There's a lot here that I think unfortunately we can do without if we use purego. Also, it would be nice to see an example output. I'm pretty sure function generation with purego should be simple enough it could be an out-of-band (of generate) generation like for structs. If it took an argument to do it for a particular framework, we don't need module flags. A good first pass would be generating unexported function vars for purego to populate, since the "hard" part is translating DarwinKit types to the simpler purego types (often uintptr). Here are the purego tests I originally did with Apple APIs. This one is with basic types: package main
import (
"fmt"
"github.com/ebitengine/purego"
)
func main() {
// corefoundation function test using primitive types
var cfStringCreateWithCString func(uintptr, string, uint32) uintptr
var cfRelease func(uintptr)
var cfShow func(uintptr)
var UTF8 uint32 = 134217984
cf, err := purego.Dlopen("/System/Library/Frameworks/CoreFoundation.framework/CoreFoundation", purego.RTLD_GLOBAL)
if err != nil {
panic(fmt.Errorf("objc: %w", err))
}
purego.RegisterLibFunc(&cfStringCreateWithCString, cf, "CFStringCreateWithCString")

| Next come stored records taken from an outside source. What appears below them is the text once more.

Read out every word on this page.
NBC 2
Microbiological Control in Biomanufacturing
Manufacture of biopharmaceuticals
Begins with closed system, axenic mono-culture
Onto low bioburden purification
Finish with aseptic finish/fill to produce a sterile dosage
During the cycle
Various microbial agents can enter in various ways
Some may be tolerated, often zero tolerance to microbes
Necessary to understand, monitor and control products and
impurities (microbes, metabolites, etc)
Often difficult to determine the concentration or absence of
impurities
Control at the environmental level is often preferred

purego.RegisterLibFunc(&cfRelease, cf, "CFRelease")
purego.RegisterLibFunc(&cfShow, cf, "CFShow")
s := cfStringCreateWithCString(0, "Hello world", UTF8)
cfShow(s)
cfRelease(s)
} And then here's one that uses structs (which we have now!): package main
import (
"fmt"
"github.com/ebitengine/purego"
)
type CGRect struct {
Origin CGPoint
Size CGSize
}
type CGPoint struct {
X float64
Y float64
}
type CGSize struct {
Width float64
Height float64
}
func main() {
// coregraphics function test using structs
var CGRectContainsPoint func(CGRect, CGPoint) bool
var CGMainDisplayID func() uint32
var CGDisplayBounds func(uint32) CGRect
cg, err := purego.Dlopen("/System/Library/Frameworks/CoreGraphics.framework/Versions/A/CoreGraphics", purego.RTLD_GLOBAL)
if err != nil {
panic(fmt.Errorf("objc: %w", err))
}
purego.RegisterLibFunc(&CGMainDisplayID, cg, "CGMainDisplayID")

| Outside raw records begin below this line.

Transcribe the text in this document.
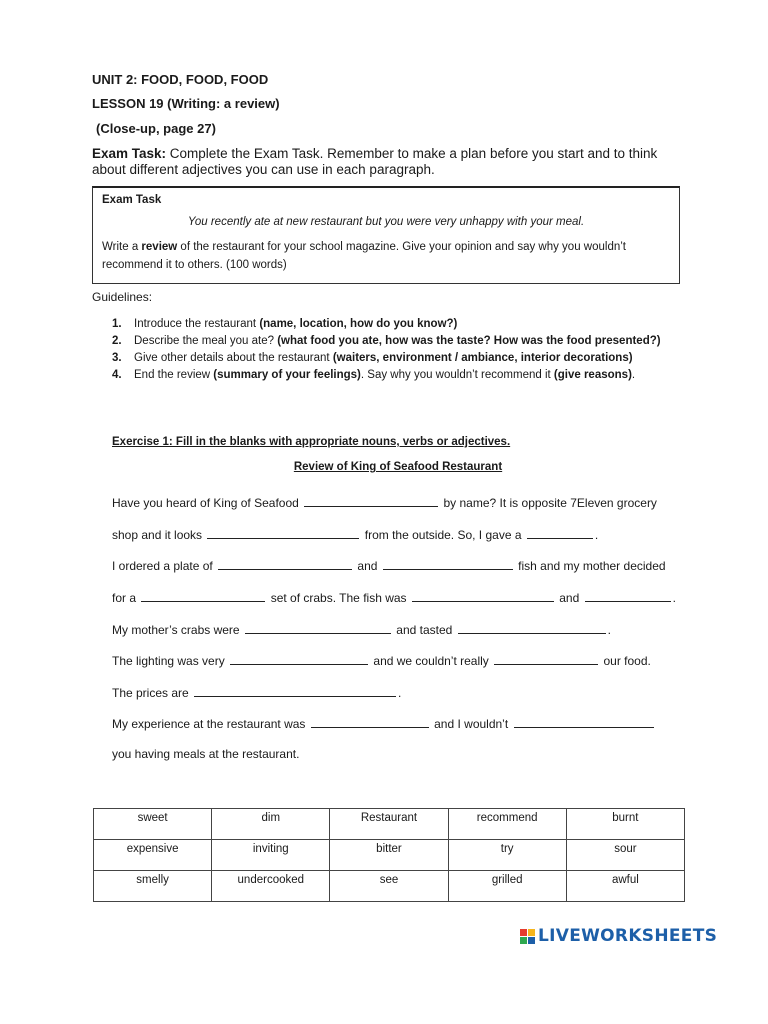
UNIT 2: FOOD, FOOD, FOOD
LESSON 19 (Writing: a review)
(Close-up, page 27)
Exam Task: Complete the Exam Task. Remember to make a plan before you start and to think about different adjectives you can use in each paragraph.
Exam Task
You recently ate at new restaurant but you were very unhappy with your meal.
Write a review of the restaurant for your school magazine. Give your opinion and say why you wouldn’t recommend it to others. (100 words)
Guidelines:
1. Introduce the restaurant (name, location, how do you know?)
2. Describe the meal you ate? (what food you ate, how was the taste? How was the food presented?)
3. Give other details about the restaurant (waiters, environment / ambiance, interior decorations)
4. End the review (summary of your feelings). Say why you wouldn’t recommend it (give reasons).
Exercise 1: Fill in the blanks with appropriate nouns, verbs or adjectives.
Review of King of Seafood Restaurant
Have you heard of King of Seafood	by name? It is opposite 7Eleven grocery
shop and it looks	from the outside. So, I gave a	.
I ordered a plate of	and	fish and my mother decided
for a	set of crabs. The fish was	and	.
My mother’s crabs were	and tasted	.
The lighting was very	and we couldn’t really	our food.
The prices are	.
My experience at the restaurant was	and I wouldn’t
you having meals at the restaurant.
sweet	dim	Restaurant	recommend	burnt
expensive	inviting	bitter	try	sour
smelly	undercooked	see	grilled	awful
LIVEWORKSHEETS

purego.RegisterLibFunc(&CGRectContainsPoint, cg, "CGRectContainsPoint")
purego.RegisterLibFunc(&CGDisplayBounds, cg, "CGDisplayBounds")
fmt.Println(CGRectContainsPoint(CGRect{
Origin: CGPoint{X: 0.0, Y: 0.0},
Size: CGSize{Width: 10.0, Height: 10.0},
}, CGPoint{X: 5.0, Y: 12.0}))
disp := CGMainDisplayID()
fmt.Println(CGDisplayBounds(disp))
} |
Thanks for taking the time to review. I'm flexible on approach here and have zero qualms if this is just scrapped -- I just want to call mps and screencapturekit without doing triple backflips. Perhaps zooming out a sec and being clear on how we want functions and types to work from a user's perspective would be good. Do you want to make a call on purego usage and define the sort of api shape we want to expose to darwinkit users? |
Yeah to start we can just wrap the purego funcs with the exact args/return in an exported version of the function. Just to see what we get and make sure they work at all with the primitive types. And then after that we can work to change the types of the exported functions to something that makes more sense with the rest of DarwinKit (like taking IObject or any of our binding types and converting to uintptr). |
Also quick tip: most of the Make* functions (like NSMakeRect) are inlined, so their symbols won't exist and cant be called via purego. We'd have to just generate native Go functions for those. They're usually just simple constructors. We might even just rename them (NewRect) too |
This adds support for functions and structs which should largely complete the relevant API surface area that this project addresses.